The British Jewish community's cultural lethargy used to estrange many of its leading intellectuals. As Stephen Brook wrote in The Club, his perceptive study of British Jewry in 1989: "scan the cultural pages of the Jewish Chronicle and weep." But since the early 1990s there has been a concerted attempt, both within the mainstream institutions of Anglo-Jewry and at its more radical fringes, to change this. Jewish Book Week, which concluded on 2nd March 2009, drew in over 5,000 people this year, rivaling Cheltenham and Hay. The new Jewish Community Centre for London puts on a consistently exciting and often quirky programme of events; the annual Limmud conference (Limmud.org) brings together over 2,000 Jews for a festival of Jewish learning. There's been a huge expansion in Jewish day schools which, even if you disapprove of faith schooling, cannot but be seen as evidence of a community willing to invest vast sums in its educational future. And on the other end of this ever widening spectrum, there's the iconoclastic collective, Jewdas (jewdas.org), which puts on events in squats that mix radical Jewish learning and wild klezmer-DJing, and whose website viciously lampoons the Jewish great and good.

But this cultural flowering, typically a sign of a self-confident and energetic community, has run in tandem with a vocal campaign to convince the public that Britain's Jews are under threat as never before. British Jewish community leaders, from Chief Rabbi Jonathan Sacks to novelist Howard Jacobson, have repeatedly and publicly expressed their alarm at what Sacks called in 2006 "a tsunami of anti-semitism." Since the start of the second Palestinian intifada in autumn 2000, they claim, anti-Jewish feeling in Britain has visibly grown; disproportionate criticism of Israel, they say, masks a resurgence of Jew-hatred, manifested in everything from violent attacks against Jews by radical Islamists to campaigns to boycott Israel from the left.

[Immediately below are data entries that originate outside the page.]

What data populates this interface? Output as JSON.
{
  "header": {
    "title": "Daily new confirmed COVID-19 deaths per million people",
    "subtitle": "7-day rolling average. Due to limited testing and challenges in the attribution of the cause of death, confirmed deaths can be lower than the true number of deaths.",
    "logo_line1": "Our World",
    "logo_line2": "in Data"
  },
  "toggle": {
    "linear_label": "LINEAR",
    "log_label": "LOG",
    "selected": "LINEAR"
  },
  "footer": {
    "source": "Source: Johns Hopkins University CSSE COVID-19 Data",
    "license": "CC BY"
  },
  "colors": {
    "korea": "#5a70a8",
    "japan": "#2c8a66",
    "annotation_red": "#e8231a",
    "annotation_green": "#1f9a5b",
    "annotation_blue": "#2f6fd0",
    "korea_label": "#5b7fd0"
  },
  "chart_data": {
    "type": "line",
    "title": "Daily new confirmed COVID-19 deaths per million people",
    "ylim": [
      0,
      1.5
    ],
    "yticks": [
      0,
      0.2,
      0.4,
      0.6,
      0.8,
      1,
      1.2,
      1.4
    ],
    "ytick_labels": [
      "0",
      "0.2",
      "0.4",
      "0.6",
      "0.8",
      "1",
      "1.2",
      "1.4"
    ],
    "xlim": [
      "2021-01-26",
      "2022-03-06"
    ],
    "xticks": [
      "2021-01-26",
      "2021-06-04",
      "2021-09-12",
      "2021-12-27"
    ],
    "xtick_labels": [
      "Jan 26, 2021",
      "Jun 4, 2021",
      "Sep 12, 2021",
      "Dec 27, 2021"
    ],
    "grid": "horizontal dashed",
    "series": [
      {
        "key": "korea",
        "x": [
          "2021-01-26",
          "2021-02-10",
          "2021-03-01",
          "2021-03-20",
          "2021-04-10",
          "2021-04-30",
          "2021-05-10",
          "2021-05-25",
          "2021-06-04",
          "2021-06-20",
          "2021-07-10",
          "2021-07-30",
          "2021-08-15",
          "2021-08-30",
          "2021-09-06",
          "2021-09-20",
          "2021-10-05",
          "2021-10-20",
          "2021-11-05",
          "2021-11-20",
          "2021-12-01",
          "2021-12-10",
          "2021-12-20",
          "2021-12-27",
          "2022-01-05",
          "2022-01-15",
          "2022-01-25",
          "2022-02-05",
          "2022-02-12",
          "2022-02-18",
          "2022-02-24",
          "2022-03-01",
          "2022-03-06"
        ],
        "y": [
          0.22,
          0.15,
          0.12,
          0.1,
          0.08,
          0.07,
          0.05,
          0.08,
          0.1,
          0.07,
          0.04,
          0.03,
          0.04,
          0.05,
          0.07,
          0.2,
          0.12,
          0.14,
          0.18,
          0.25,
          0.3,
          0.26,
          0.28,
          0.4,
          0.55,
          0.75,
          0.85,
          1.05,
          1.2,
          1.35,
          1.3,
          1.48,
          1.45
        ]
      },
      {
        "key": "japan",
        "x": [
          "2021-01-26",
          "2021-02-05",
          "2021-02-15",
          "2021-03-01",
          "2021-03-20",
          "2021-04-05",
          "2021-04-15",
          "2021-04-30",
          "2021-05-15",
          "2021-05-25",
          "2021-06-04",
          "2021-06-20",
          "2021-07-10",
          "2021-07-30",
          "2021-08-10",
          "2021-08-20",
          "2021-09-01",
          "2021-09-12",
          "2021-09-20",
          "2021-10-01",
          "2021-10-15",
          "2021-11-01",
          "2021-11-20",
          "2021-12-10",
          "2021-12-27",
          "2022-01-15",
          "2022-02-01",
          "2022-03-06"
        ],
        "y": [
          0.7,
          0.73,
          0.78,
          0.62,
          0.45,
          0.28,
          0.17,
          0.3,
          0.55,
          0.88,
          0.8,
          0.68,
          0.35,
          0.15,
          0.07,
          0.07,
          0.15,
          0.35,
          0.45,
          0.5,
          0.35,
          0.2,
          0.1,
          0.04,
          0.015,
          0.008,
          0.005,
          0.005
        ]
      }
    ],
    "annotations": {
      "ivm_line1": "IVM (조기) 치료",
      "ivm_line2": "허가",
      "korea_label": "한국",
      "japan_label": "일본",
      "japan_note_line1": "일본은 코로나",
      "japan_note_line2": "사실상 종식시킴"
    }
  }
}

While figures from the Community Security Trust show there has been a rise in attacks on Jews in Britain in recent years, there are deep divisions within the Jewish community about the causes—and indeed the gravity—of this. Critics of Israel within the Jewish community—from organisations like Independent Jewish Voices and Jews for Justice for Palestinians—say that accusations of anti-semitism are used to stifle debate about Israel. In turn, many Jewish leaders accuse such critics of legitimatising anti-semitism and some shriller Jewish voices—Melanie Philips being the best example—argue that the very survival of the Jewish community in the UK is imperilled.

This argument is a fierce and often circular one. But in the midst of it, the reality somehow gets lost: Jews become victims or perpetrators, the focus of debate but not living, breathing, individuals.

On the one hand, the Jewish community has never been so dynamic; on the other, many Jews feel under threat and divisions over Israel within the Jewish community can create a deeply poisonous atmosphere. Yet both of these things indicate something positive: that the Jewish community that has finally adapted to British multiculturalism. Whereas once British Jews kept their heads down, their leaders exhorting them to be good citizens first and foremost ("Englishmen of the Mosaic faith"), since the early 1990s there has been less reticence about being publicly, proudly Jewish. This confidence had lead to many things; including great cultural vitality, but also to a greater willingness to openly articulate feelings of persecution. It has also meant an increasing refusal to toe the line by those who dissent from the communal leadership. Surely this is healthy at least.

What the Jewish community now needs is to internalise the principle of British multiculturalism; to accommodate—indeed, celebrate—the differences that have opened up in this new more self-confident era. Jews and non-Jews alike must recognise the diversity of today's Anglo-Jewry. The excitement generated by Jewish Book Week is as much a part of the story of the British Jewish community as are the endless debates about Israel and anti-semitism.